Search code examples
apache-kafkaevent-sourcing

How to replay Event Sourcing events reliably?


One of great promises of Event Sourcing is the ability to replay events. When there's no relationship between entities (e.g. blob storage, user profiles) it works great, but how to do replay quckly when there are important relationships to check?

For example: Product(id, name, quantity) and Order(id, list of productIds). If we have CreateProduct and then CreateOrder events, then it will succeed (product is available in warehouse), it's easy to implement e.g. with Kafka (one topic with n1 partitions for products, another with n2 partitions for orders).

During replay everything happens more quickly, and Kafka may reorder the events (e.g. CreateOrder and then CreateProduct), which will give us different behavior than originally (CreateOrder will now fail because product doesn't exist yet). It's because Kafka guarantees ordering only within one topic within one partition. The easy solution would be putting everything into one huge topic with one partition, but this would be completely unscalable, as single-threaded replay of bigger databases could take days at least.

Is there any existing, better solution for quick replaying of related entities? Or should we forget about event sourcing and replaying of events when we need to check relationships in our databases, and replaying is good only for unrelated data?


Solution

  • I think I found the solution for scalable (multi-partition) event sourcing:

    • create in Kafka (or in a similar system) topic named messages
    • assign users to partitions (e.g by murmurHash(login) % partitionCount)
    • if a piece of data is mutable (e.g.

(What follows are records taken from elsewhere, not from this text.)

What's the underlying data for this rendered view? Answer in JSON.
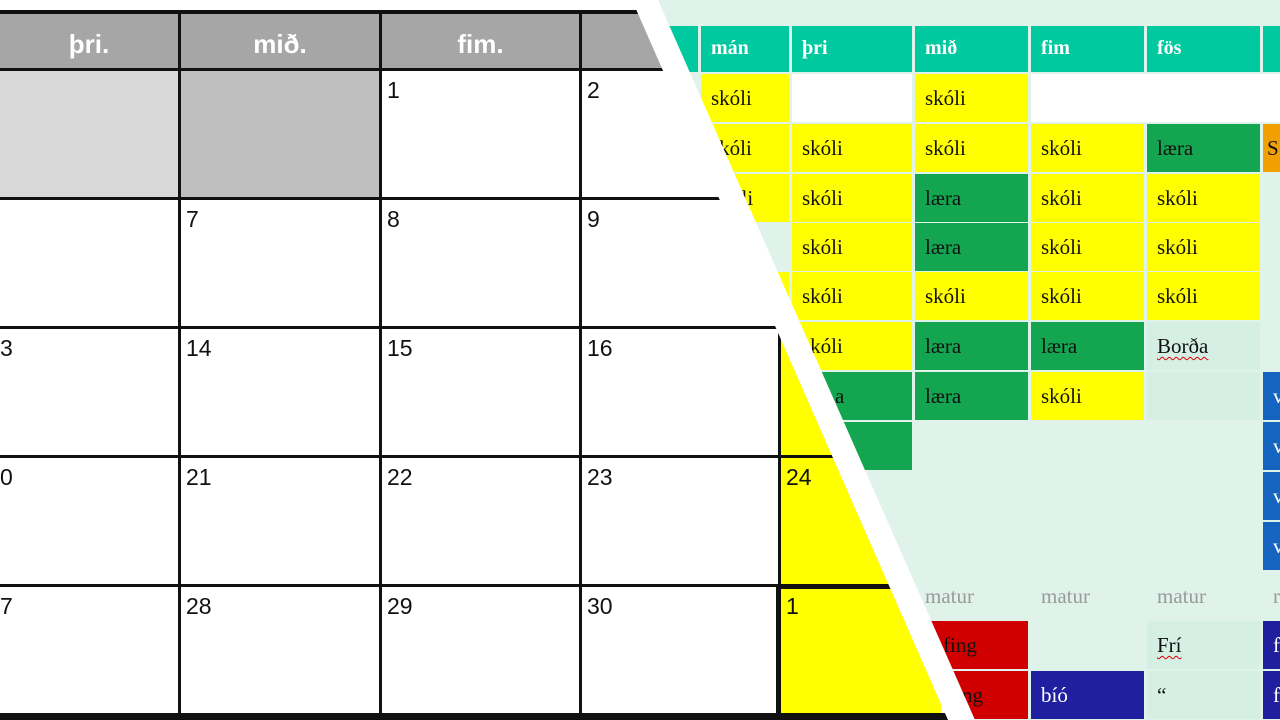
{
  "calendar": {
    "headers": [
      "þri.",
      "mið.",
      "fim."
    ],
    "weeks": [
      [
        "",
        "",
        "1",
        "2"
      ],
      [
        "",
        "7",
        "8",
        "9"
      ],
      [
        "3",
        "14",
        "15",
        "16"
      ],
      [
        "0",
        "21",
        "22",
        "23",
        "24"
      ],
      [
        "7",
        "28",
        "29",
        "30",
        "1"
      ]
    ]
  },
  "schedule": {
    "headers": [
      "mán",
      "þri",
      "mið",
      "fim",
      "fös"
    ],
    "rows": [
      [
        "skóli",
        "",
        "skóli",
        "",
        ""
      ],
      [
        "skóli",
        "skóli",
        "skóli",
        "skóli",
        "læra",
        "S"
      ],
      [
        "óli",
        "skóli",
        "læra",
        "skóli",
        "skóli"
      ],
      [
        "",
        "skóli",
        "læra",
        "skóli",
        "skóli"
      ],
      [
        "",
        "skóli",
        "skóli",
        "skóli",
        "skóli"
      ],
      [
        "skóli",
        "",
        "læra",
        "læra",
        "Borða"
      ],
      [
        "a",
        "",
        "læra",
        "skóli",
        "",
        "v"
      ],
      [
        "",
        "",
        "",
        "",
        "",
        "v"
      ],
      [
        "",
        "",
        "",
        "",
        "",
        "v"
      ],
      [
        "",
        "",
        "",
        "",
        "",
        "v"
      ],
      [
        "",
        "",
        "matur",
        "matur",
        "matur",
        "r"
      ],
      [
        "fing",
        "",
        "",
        "Frí",
        "f"
      ],
      [
        "ng",
        "",
        "bíó",
        "“",
        "f"
      ]
    ]
  },
  "colors": {
    "header_grey": "#a6a6a6",
    "schedule_header": "#00c9a0",
    "yellow": "#ffff00",
    "green": "#14a550",
    "light_mint": "#d6efe5",
    "red": "#d00000",
    "navy": "#1f1f9f",
    "blue": "#1565c0",
    "orange": "#f0a000"
  }
}
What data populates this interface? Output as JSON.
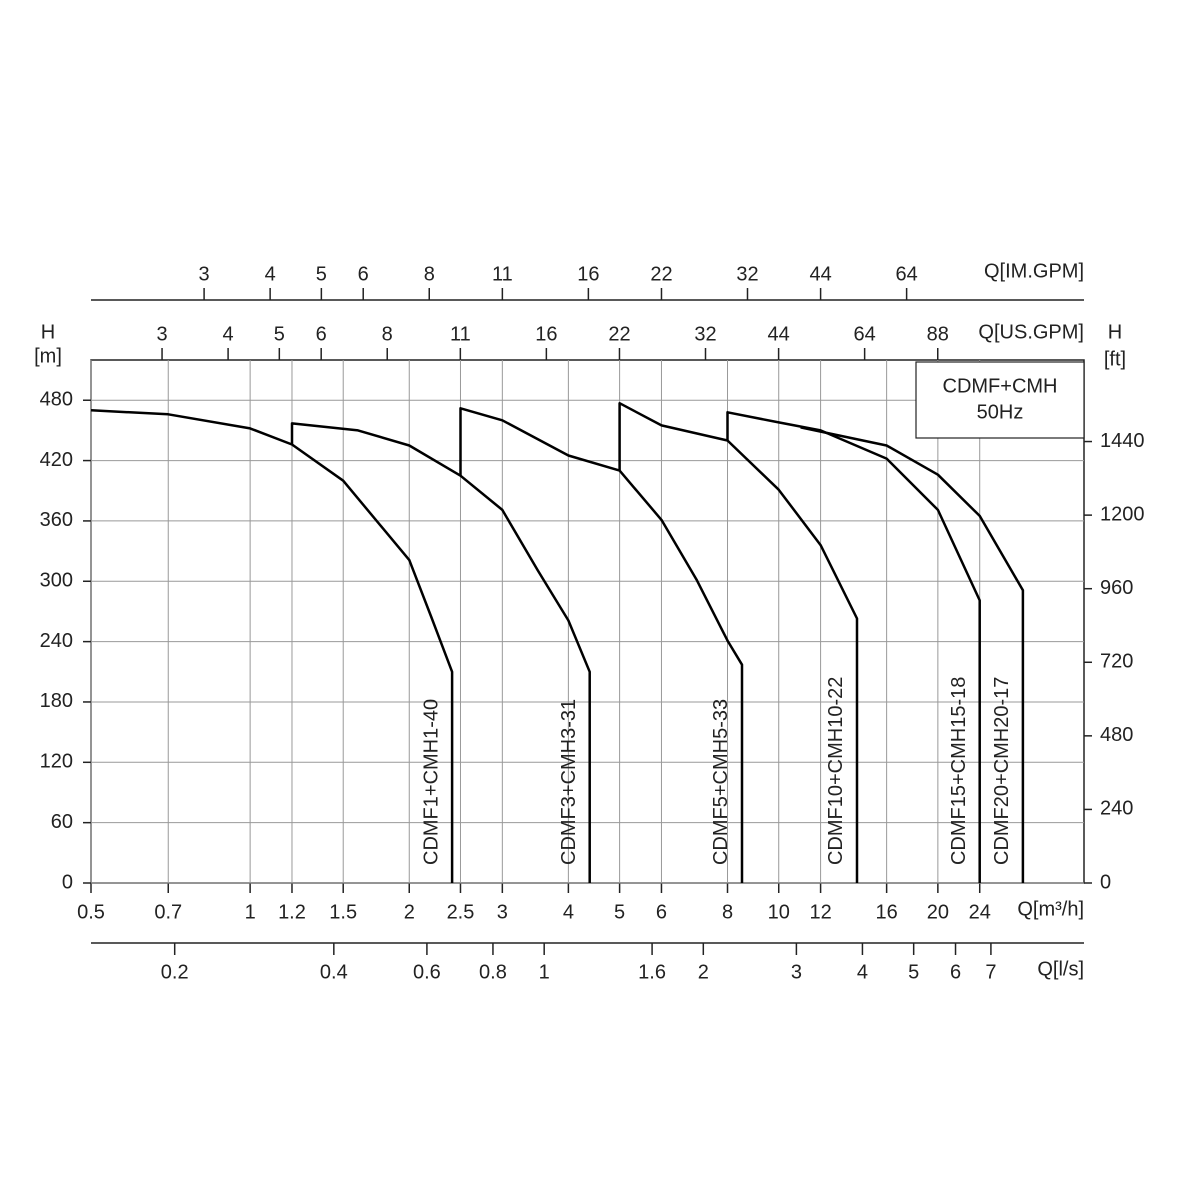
{
  "chart_data": {
    "type": "line",
    "box_text": [
      "CDMF+CMH",
      "50Hz"
    ],
    "xlabel": "Q[m³/h]",
    "ylabel": [
      "H",
      "[m]"
    ],
    "y2label": [
      "H",
      "[ft]"
    ],
    "xscale": "log",
    "grid": true,
    "xlim": [
      0.5,
      37.8
    ],
    "xticks": [
      0.5,
      0.7,
      1,
      1.2,
      1.5,
      2,
      2.5,
      3,
      4,
      5,
      6,
      8,
      10,
      12,
      16,
      20,
      24
    ],
    "ylim": [
      0,
      520
    ],
    "yticks": [
      0,
      60,
      120,
      180,
      240,
      300,
      360,
      420,
      480
    ],
    "y2lim": [
      0,
      1706
    ],
    "y2ticks": [
      0,
      240,
      480,
      720,
      960,
      1200,
      1440
    ],
    "secondary_x_axes": [
      {
        "label": "Q[IM.GPM]",
        "xlim": [
          1.833,
          138.6
        ],
        "xticks": [
          3,
          4,
          5,
          6,
          8,
          11,
          16,
          22,
          32,
          44,
          64
        ]
      },
      {
        "label": "Q[US.GPM]",
        "xlim": [
          2.2015,
          166.4
        ],
        "xticks": [
          3,
          4,
          5,
          6,
          8,
          11,
          16,
          22,
          32,
          44,
          64,
          88
        ]
      },
      {
        "label": "Q[l/s]",
        "xlim": [
          0.1389,
          10.5
        ],
        "xticks": [
          0.2,
          0.4,
          0.6,
          0.8,
          1,
          1.6,
          2,
          3,
          4,
          5,
          6,
          7
        ]
      }
    ],
    "series": [
      {
        "name": "CDMF1+CMH1-40",
        "color": "#000000",
        "x": [
          0.5,
          0.7,
          1,
          1.2,
          1.5,
          2,
          2.2,
          2.41,
          2.41
        ],
        "values": [
          470,
          466,
          452,
          436,
          400,
          321,
          265,
          210,
          0
        ]
      },
      {
        "name": "CDMF3+CMH3-31",
        "color": "#000000",
        "x": [
          1.2,
          1.2,
          1.6,
          2,
          2.5,
          3,
          3.5,
          4,
          4.39,
          4.39
        ],
        "values": [
          436,
          457,
          450,
          435,
          405,
          371,
          311,
          261,
          210,
          0
        ]
      },
      {
        "name": "CDMF5+CMH5-33",
        "color": "#000000",
        "x": [
          2.5,
          2.5,
          3,
          4,
          5,
          6,
          7,
          8,
          8.52,
          8.52
        ],
        "values": [
          405,
          472,
          460,
          425,
          410,
          361,
          301,
          241,
          217,
          0
        ]
      },
      {
        "name": "CDMF10+CMH10-22",
        "color": "#000000",
        "x": [
          5,
          5,
          6,
          8,
          10,
          12,
          14.06,
          14.06
        ],
        "values": [
          410,
          477,
          455,
          440,
          391,
          336,
          263,
          0
        ]
      },
      {
        "name": "CDMF15+CMH15-18",
        "color": "#000000",
        "x": [
          8,
          8,
          10,
          12,
          16,
          20,
          24,
          24
        ],
        "values": [
          440,
          468,
          458,
          450,
          422,
          371,
          281,
          0
        ]
      },
      {
        "name": "CDMF20+CMH20-17",
        "color": "#000000",
        "x": [
          11,
          16,
          20,
          24,
          28.97,
          28.97
        ],
        "values": [
          453,
          435,
          406,
          365,
          291,
          0
        ]
      }
    ]
  }
}
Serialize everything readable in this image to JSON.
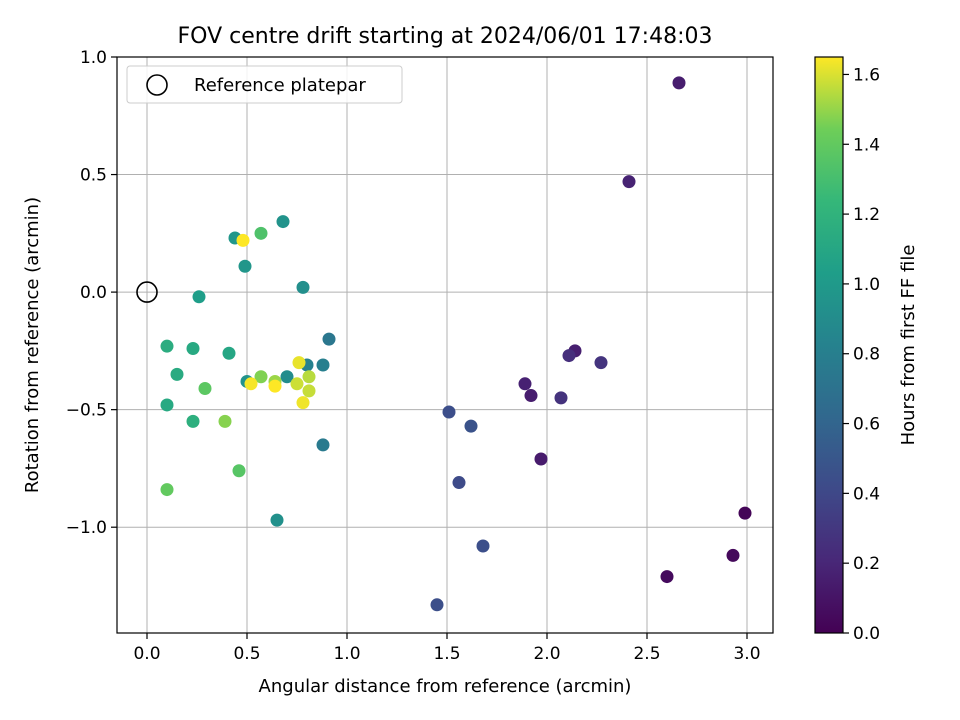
{
  "chart_data": {
    "type": "scatter",
    "title": "FOV centre drift starting at 2024/06/01 17:48:03",
    "xlabel": "Angular distance from reference (arcmin)",
    "ylabel": "Rotation from reference (arcmin)",
    "xlim": [
      -0.15,
      3.13
    ],
    "ylim": [
      -1.45,
      1.0
    ],
    "xticks": [
      0.0,
      0.5,
      1.0,
      1.5,
      2.0,
      2.5,
      3.0
    ],
    "xtick_labels": [
      "0.0",
      "0.5",
      "1.0",
      "1.5",
      "2.0",
      "2.5",
      "3.0"
    ],
    "yticks": [
      1.0,
      0.5,
      0.0,
      -0.5,
      -1.0
    ],
    "ytick_labels": [
      "1.0",
      "0.5",
      "0.0",
      "−0.5",
      "−1.0"
    ],
    "grid": true,
    "legend": {
      "position": "upper-left",
      "entries": [
        "Reference platepar"
      ]
    },
    "reference_point": {
      "x": 0.0,
      "y": 0.0
    },
    "colorbar": {
      "label": "Hours from first FF file",
      "colormap": "viridis",
      "range": [
        0.0,
        1.65
      ],
      "ticks": [
        0.0,
        0.2,
        0.4,
        0.6,
        0.8,
        1.0,
        1.2,
        1.4,
        1.6
      ],
      "tick_labels": [
        "0.0",
        "0.2",
        "0.4",
        "0.6",
        "0.8",
        "1.0",
        "1.2",
        "1.4",
        "1.6"
      ]
    },
    "points": [
      {
        "x": 2.99,
        "y": -0.94,
        "c": 0.02
      },
      {
        "x": 2.93,
        "y": -1.12,
        "c": 0.04
      },
      {
        "x": 2.6,
        "y": -1.21,
        "c": 0.05
      },
      {
        "x": 2.66,
        "y": 0.89,
        "c": 0.15
      },
      {
        "x": 2.41,
        "y": 0.47,
        "c": 0.18
      },
      {
        "x": 2.27,
        "y": -0.3,
        "c": 0.28
      },
      {
        "x": 2.14,
        "y": -0.25,
        "c": 0.16
      },
      {
        "x": 2.11,
        "y": -0.27,
        "c": 0.25
      },
      {
        "x": 2.07,
        "y": -0.45,
        "c": 0.27
      },
      {
        "x": 1.97,
        "y": -0.71,
        "c": 0.14
      },
      {
        "x": 1.92,
        "y": -0.44,
        "c": 0.15
      },
      {
        "x": 1.89,
        "y": -0.39,
        "c": 0.17
      },
      {
        "x": 1.68,
        "y": -1.08,
        "c": 0.45
      },
      {
        "x": 1.62,
        "y": -0.57,
        "c": 0.47
      },
      {
        "x": 1.56,
        "y": -0.81,
        "c": 0.42
      },
      {
        "x": 1.51,
        "y": -0.51,
        "c": 0.44
      },
      {
        "x": 1.45,
        "y": -1.33,
        "c": 0.45
      },
      {
        "x": 0.91,
        "y": -0.2,
        "c": 0.74
      },
      {
        "x": 0.88,
        "y": -0.31,
        "c": 0.8
      },
      {
        "x": 0.88,
        "y": -0.65,
        "c": 0.76
      },
      {
        "x": 0.8,
        "y": -0.31,
        "c": 0.82
      },
      {
        "x": 0.78,
        "y": 0.02,
        "c": 0.92
      },
      {
        "x": 0.7,
        "y": -0.36,
        "c": 0.9
      },
      {
        "x": 0.68,
        "y": 0.3,
        "c": 0.95
      },
      {
        "x": 0.65,
        "y": -0.97,
        "c": 0.93
      },
      {
        "x": 0.49,
        "y": 0.11,
        "c": 0.97
      },
      {
        "x": 0.5,
        "y": -0.38,
        "c": 0.95
      },
      {
        "x": 0.44,
        "y": 0.23,
        "c": 0.98
      },
      {
        "x": 0.26,
        "y": -0.02,
        "c": 1.03
      },
      {
        "x": 0.41,
        "y": -0.26,
        "c": 1.1
      },
      {
        "x": 0.23,
        "y": -0.24,
        "c": 1.12
      },
      {
        "x": 0.1,
        "y": -0.23,
        "c": 1.15
      },
      {
        "x": 0.15,
        "y": -0.35,
        "c": 1.13
      },
      {
        "x": 0.1,
        "y": -0.48,
        "c": 1.12
      },
      {
        "x": 0.23,
        "y": -0.55,
        "c": 1.17
      },
      {
        "x": 0.57,
        "y": 0.25,
        "c": 1.33
      },
      {
        "x": 0.29,
        "y": -0.41,
        "c": 1.38
      },
      {
        "x": 0.1,
        "y": -0.84,
        "c": 1.4
      },
      {
        "x": 0.46,
        "y": -0.76,
        "c": 1.36
      },
      {
        "x": 0.39,
        "y": -0.55,
        "c": 1.48
      },
      {
        "x": 0.57,
        "y": -0.36,
        "c": 1.47
      },
      {
        "x": 0.64,
        "y": -0.38,
        "c": 1.51
      },
      {
        "x": 0.81,
        "y": -0.36,
        "c": 1.55
      },
      {
        "x": 0.81,
        "y": -0.42,
        "c": 1.57
      },
      {
        "x": 0.75,
        "y": -0.39,
        "c": 1.58
      },
      {
        "x": 0.76,
        "y": -0.3,
        "c": 1.62
      },
      {
        "x": 0.78,
        "y": -0.47,
        "c": 1.63
      },
      {
        "x": 0.64,
        "y": -0.4,
        "c": 1.65
      },
      {
        "x": 0.52,
        "y": -0.39,
        "c": 1.64
      },
      {
        "x": 0.48,
        "y": 0.22,
        "c": 1.65
      }
    ]
  }
}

Product, Order), every partition should contain own copy of the data
    • if we have e.g. 256 pieces of a product in our warehouse and 64 partitions, we can initially 'give' every partition 8 pieces, so most CreateOrder events will be processed quickly without leaving user's partition
    • if a user (a partition) sometimes needs to mutate data in other partition, it should send a message there:
      • for example for Product / Order domain, partitions could work similarly to Walmart/Tesco stores around a country, and the messages sent between partitions ('stores') could be like CreateProduct, UpdateProduct, CreateOrder, SendProductToMyPartition, ProductSentToYourPartition
      • the message will become an 'event' as if it was generated by an user
      • the message shouldn't be sent during replay (already sent, no need to do it twice)

    This way even when Kafka (or any other event sourcing system) chooses to reorder messages between partitions, we'll still be ok, because we don't ever read any data outside our single-threaded 'island'.

    EDIT: As @LeviRamsey noted, this 'single-threaded island' is basically actor model, and frameworks like Akka can make it a bit easier.